Cheng J, Shoffner M A, Hvichia G E, Kricka L J, Wilding P
Department of Pathology and Laboratory Medicine, School of Medicine, University of Pennsylvania, Philadelphia, 19104, USA.
Nucleic Acids Res. 1996 Jan 15;24(2):380-5. doi: 10.1093/nar/24.2.380.
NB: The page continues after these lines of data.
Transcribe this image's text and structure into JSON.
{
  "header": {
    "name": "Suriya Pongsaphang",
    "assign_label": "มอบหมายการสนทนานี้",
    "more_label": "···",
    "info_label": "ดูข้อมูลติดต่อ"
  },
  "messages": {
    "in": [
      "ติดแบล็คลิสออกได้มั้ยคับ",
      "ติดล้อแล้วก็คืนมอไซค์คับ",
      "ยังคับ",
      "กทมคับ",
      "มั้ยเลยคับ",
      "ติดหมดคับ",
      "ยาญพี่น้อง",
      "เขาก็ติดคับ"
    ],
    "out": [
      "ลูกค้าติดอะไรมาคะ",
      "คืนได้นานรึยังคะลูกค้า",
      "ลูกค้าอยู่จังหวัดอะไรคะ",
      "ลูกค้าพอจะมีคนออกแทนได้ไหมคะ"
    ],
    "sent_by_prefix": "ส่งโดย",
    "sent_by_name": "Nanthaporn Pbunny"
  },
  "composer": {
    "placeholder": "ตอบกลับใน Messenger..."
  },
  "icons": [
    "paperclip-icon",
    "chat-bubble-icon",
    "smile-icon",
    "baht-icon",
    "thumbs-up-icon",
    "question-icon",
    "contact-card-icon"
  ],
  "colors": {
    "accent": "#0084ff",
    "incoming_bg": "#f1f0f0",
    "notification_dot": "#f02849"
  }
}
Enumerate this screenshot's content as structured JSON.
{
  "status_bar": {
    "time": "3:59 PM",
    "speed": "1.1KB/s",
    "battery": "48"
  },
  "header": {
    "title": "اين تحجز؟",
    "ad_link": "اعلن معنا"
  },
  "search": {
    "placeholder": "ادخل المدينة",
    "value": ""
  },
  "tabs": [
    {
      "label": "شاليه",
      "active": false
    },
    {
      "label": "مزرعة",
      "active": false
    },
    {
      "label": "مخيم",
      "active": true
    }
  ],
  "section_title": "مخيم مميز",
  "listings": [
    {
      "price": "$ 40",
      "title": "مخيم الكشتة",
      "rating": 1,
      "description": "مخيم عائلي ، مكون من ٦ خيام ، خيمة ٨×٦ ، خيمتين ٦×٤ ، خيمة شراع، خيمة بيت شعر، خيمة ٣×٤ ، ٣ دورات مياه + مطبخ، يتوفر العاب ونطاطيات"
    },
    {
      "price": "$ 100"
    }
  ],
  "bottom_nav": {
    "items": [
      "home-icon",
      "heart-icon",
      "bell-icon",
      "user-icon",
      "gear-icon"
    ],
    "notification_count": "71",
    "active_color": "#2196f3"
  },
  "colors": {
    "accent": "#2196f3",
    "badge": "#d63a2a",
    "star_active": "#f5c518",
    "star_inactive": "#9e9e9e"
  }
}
We examined PCR in silicon dioxide-coated silicon-glass chips (12 microl in volume with a surface to volume ratio of approximately 17.5 mm(2)/microl) using two PCR reagent systems: (i) the conventional reagent system using Taq DNA polymerase; (ii) the hot-start reagent system based on a mixture of TaqStart antibody and Taq DNA polymerase. Quantitative results obtained from capillary electrophoresis for the expected amplification products showed that amplification in microchips was reproducible (between batch coefficient of variation 7.71%) and provided excellent yields. We also used the chip for PCR directly from isolated intact human lymphocytes. The amplification results were comparable with those obtained using extracted human genomic DNA. This investigation is fundamental to the integration of sample preparation, polynucleotide amplification and amplicate detection on a microchip.
我们使用两种聚合酶链式反应(PCR)试剂系统,在二氧化硅涂层的硅玻璃芯片(体积为12微升,表面积与体积比约为17.5平方毫米/微升)中检测PCR:(i)使用Taq DNA聚合酶的传统试剂系统;(ii)基于TaqStart抗体和Taq DNA聚合酶混合物的热启动试剂系统。通过毛细管电泳获得的预期扩增产物的定量结果表明,微芯片中的扩增具有可重复性(批次间变异系数为7.71%),且产量很高。我们还直接在分离出的完整人类淋巴细胞上使用该芯片进行PCR。扩增结果与使用提取的人类基因组DNA获得的结果相当。这项研究对于在微芯片上整合样品制备、多核苷酸扩增和扩增产物检测至关重要。